Toutefois, une incertitude demeurait sur le niveau d’excédent au-delà duquel un produit de TEOM devait être considéré comme manifestement disproportionné par rapport aux dépenses à couvrir. La jurisprudence du Conseil d’Etat a même varié au fil des années : en 2014, un excédent de 2,4 % a été jugé comme étant manifestement disproportionné (CE, 31 mars 2014, Société Auchan, précitée) alors qu’en 2019, le Conseil d’Etat a jugé qu’un produit de TEOM excédant de 6,2 % les charges à couvrir ne pouvait être regardé comme manifestement disproportionné (CE,  20 septembre 2019, Société Sogefimur, n° 419661).

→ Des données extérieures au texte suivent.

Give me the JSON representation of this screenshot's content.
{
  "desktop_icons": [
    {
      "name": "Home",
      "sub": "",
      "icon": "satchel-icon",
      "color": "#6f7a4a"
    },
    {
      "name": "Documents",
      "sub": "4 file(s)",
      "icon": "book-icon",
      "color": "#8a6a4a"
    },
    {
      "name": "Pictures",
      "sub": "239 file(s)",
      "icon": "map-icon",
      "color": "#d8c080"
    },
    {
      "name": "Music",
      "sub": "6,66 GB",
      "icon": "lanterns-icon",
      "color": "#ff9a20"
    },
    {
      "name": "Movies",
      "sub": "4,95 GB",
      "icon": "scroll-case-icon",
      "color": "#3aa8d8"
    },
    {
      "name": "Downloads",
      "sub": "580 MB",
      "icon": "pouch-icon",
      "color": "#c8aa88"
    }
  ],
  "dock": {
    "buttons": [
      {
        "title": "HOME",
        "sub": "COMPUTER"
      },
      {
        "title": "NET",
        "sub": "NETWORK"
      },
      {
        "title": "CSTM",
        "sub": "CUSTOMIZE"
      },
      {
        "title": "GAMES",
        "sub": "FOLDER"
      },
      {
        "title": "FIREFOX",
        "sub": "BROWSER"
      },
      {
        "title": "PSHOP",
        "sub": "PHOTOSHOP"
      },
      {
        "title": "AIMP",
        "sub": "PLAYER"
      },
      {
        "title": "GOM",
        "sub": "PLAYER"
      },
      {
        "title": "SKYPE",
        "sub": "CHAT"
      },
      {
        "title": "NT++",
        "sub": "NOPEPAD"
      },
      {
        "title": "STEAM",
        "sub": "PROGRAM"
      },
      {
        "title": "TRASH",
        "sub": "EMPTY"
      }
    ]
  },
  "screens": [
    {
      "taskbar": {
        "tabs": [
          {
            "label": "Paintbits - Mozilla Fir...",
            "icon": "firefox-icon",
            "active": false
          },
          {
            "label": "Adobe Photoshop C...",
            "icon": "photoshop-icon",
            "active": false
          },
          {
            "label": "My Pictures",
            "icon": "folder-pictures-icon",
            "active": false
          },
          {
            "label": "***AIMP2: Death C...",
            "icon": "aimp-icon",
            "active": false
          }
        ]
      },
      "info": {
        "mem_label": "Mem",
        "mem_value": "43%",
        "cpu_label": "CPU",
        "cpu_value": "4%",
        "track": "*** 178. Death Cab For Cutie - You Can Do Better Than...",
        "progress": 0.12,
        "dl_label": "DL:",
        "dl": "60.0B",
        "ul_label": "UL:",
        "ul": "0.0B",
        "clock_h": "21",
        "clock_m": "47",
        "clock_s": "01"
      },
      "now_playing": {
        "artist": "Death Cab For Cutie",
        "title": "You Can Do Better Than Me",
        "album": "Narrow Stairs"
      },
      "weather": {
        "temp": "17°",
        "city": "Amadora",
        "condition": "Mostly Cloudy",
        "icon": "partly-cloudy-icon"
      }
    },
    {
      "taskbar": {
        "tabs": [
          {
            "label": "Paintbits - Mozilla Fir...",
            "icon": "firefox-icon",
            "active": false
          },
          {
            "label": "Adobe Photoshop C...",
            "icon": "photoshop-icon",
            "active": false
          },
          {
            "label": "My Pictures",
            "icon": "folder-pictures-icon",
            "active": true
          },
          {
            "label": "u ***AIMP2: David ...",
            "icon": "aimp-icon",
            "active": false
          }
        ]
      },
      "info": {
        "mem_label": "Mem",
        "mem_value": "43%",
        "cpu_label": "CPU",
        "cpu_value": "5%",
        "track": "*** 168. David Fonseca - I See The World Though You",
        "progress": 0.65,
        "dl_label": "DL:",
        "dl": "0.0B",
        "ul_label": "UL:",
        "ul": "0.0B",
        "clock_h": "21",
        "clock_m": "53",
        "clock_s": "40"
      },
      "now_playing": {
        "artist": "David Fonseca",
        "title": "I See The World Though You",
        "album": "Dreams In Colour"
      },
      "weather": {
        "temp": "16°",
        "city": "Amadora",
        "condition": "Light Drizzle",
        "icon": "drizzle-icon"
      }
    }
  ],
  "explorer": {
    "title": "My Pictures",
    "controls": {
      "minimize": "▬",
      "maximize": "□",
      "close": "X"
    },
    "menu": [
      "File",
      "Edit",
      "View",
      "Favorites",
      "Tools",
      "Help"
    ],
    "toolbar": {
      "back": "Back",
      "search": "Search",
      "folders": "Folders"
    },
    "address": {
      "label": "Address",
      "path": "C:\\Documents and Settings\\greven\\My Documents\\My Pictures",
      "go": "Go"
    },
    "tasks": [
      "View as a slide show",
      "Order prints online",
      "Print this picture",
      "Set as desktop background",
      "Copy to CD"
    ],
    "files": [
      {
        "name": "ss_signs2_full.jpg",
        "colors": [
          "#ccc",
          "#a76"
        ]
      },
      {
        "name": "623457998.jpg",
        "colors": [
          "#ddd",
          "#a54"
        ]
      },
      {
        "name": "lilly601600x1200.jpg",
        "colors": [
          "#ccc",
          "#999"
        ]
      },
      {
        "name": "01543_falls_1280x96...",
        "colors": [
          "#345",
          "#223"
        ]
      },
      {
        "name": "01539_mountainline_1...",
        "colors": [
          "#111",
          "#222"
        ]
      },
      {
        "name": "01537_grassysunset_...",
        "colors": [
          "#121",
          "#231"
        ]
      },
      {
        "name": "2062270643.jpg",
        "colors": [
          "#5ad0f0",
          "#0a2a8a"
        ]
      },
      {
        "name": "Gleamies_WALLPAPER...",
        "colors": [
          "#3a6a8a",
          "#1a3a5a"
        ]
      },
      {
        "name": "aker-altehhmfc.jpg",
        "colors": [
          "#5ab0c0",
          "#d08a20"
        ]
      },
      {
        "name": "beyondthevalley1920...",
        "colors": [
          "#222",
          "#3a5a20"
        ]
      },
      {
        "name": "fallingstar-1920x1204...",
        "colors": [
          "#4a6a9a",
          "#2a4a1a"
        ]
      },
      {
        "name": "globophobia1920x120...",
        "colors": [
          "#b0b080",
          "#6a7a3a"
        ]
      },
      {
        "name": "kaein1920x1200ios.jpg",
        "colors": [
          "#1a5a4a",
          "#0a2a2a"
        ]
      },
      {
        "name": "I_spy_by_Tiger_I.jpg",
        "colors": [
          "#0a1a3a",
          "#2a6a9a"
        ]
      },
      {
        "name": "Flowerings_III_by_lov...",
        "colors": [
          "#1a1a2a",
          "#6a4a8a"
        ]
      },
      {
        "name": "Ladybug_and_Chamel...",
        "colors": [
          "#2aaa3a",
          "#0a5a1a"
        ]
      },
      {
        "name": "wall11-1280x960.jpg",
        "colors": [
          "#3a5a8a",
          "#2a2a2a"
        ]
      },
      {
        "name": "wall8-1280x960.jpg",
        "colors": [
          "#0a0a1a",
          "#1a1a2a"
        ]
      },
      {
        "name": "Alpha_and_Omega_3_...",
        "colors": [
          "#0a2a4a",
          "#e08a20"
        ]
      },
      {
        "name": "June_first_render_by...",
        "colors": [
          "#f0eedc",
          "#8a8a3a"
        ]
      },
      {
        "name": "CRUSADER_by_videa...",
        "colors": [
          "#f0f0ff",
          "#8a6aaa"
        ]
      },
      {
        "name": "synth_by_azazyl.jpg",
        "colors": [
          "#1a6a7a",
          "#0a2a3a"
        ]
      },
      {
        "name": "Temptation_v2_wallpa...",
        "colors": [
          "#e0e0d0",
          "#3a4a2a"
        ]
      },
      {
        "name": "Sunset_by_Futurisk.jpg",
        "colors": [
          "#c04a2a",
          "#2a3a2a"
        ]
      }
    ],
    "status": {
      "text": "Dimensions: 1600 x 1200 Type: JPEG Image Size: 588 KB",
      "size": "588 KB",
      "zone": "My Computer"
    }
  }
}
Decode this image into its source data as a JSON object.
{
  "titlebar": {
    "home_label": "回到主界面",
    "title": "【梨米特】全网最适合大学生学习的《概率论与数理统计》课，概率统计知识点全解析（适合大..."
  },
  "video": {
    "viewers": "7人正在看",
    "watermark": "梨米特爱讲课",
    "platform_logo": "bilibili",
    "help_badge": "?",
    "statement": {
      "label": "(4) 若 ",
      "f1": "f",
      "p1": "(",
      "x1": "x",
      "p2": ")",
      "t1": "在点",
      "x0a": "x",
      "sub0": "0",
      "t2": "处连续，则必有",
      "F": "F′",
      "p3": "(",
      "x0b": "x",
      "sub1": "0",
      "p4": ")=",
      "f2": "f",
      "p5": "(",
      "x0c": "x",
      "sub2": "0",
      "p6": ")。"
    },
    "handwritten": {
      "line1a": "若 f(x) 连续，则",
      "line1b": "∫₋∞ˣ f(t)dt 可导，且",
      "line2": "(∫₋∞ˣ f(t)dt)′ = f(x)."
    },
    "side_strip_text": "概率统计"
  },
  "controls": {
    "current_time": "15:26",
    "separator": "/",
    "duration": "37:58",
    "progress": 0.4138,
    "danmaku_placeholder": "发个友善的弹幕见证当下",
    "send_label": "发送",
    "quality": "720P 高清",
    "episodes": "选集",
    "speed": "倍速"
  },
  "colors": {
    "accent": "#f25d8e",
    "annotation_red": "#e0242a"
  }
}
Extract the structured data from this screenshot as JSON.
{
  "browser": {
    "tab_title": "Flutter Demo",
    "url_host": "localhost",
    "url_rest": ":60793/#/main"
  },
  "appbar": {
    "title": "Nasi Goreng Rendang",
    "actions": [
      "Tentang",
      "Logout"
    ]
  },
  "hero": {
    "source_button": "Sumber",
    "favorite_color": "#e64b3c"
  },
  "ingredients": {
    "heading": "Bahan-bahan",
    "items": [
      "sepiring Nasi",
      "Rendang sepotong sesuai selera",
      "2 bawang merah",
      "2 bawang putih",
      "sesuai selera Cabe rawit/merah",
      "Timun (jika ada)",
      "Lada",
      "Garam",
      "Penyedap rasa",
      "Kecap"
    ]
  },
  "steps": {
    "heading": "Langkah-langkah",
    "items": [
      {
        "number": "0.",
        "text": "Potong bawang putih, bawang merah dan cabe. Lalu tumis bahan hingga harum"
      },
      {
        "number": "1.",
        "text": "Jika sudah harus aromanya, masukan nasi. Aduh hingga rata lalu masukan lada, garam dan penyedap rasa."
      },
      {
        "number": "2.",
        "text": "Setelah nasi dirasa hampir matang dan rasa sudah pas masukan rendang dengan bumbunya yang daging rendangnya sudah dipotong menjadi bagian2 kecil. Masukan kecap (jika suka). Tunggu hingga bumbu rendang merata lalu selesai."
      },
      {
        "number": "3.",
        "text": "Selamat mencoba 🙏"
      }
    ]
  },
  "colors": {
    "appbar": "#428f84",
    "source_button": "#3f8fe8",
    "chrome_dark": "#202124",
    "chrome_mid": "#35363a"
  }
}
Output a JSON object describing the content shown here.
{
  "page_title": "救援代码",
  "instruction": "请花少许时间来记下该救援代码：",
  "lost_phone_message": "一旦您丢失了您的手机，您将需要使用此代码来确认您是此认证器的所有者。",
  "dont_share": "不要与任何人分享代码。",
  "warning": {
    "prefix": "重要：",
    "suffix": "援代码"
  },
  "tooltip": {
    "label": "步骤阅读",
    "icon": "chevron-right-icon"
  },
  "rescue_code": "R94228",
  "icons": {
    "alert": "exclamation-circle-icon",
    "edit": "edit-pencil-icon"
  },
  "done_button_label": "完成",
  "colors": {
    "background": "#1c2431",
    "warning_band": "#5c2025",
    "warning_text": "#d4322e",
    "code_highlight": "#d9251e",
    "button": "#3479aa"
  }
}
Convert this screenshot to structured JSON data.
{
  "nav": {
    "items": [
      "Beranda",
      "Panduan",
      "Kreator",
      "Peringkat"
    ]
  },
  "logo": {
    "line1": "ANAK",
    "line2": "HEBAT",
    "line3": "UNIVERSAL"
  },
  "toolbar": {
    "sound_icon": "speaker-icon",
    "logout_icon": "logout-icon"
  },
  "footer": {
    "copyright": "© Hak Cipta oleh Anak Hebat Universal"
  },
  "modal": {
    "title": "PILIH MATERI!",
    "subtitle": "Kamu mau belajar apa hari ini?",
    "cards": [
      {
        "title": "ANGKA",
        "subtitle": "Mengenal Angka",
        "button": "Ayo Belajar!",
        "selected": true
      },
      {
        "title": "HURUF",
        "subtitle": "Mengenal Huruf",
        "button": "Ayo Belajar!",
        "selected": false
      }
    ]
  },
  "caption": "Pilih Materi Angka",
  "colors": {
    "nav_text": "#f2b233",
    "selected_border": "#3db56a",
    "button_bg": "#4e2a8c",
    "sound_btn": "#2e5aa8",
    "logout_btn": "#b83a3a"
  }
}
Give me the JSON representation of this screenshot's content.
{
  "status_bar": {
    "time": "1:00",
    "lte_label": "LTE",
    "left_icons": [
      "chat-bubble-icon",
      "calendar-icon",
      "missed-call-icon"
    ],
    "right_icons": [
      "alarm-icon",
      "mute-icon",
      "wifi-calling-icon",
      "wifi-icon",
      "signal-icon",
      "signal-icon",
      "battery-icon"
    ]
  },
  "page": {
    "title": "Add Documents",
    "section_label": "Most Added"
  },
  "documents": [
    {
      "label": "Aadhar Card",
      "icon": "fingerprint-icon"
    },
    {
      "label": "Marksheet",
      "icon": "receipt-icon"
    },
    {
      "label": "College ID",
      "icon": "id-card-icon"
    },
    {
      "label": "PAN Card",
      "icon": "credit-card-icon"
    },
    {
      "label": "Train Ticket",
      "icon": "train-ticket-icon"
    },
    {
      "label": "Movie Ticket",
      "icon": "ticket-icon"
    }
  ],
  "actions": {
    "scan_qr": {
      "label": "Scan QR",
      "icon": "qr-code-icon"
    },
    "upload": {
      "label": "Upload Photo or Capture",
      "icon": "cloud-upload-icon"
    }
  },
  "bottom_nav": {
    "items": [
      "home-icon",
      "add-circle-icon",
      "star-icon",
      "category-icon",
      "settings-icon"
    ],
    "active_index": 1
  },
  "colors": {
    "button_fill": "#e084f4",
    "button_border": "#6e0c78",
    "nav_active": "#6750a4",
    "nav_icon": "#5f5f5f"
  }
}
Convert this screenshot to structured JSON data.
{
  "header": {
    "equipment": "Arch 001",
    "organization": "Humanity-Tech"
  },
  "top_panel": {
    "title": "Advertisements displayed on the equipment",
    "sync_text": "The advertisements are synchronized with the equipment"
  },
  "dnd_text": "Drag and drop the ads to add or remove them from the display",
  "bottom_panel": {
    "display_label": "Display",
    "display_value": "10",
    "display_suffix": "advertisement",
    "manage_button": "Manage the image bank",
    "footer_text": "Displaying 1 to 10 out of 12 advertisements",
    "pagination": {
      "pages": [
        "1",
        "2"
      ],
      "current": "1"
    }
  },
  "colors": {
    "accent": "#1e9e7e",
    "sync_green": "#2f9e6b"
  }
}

Par sa décision du 5 mai 2021, le Conseil d’Etat augmente encore son niveau de tolérance. En effet, dans ce litige où une société sollicitait la décharge des sommes versées à la Communauté d’agglomération de Roissy-Pays-de-France au tire de la TEOM pour les années 2013 et 2014, il constate que le produit attendu de TEOM (6.178.388,51 €) excédait le montant des charges qu’elle avait vocation à couvrir (5.389.212 €) de 14,6 % et en conclut que « le taux fixé ne peut ainsi être regardé comme manifestement disproportionné ».

Le Conseil d’Etat semble ainsi consacrer un pourcentage de 15 % comme plafond en-deçà duquel il ne peut être retenu une erreur manifeste d’appréciation, à l’instar de ce que l’administration fiscale défendait depuis 2015.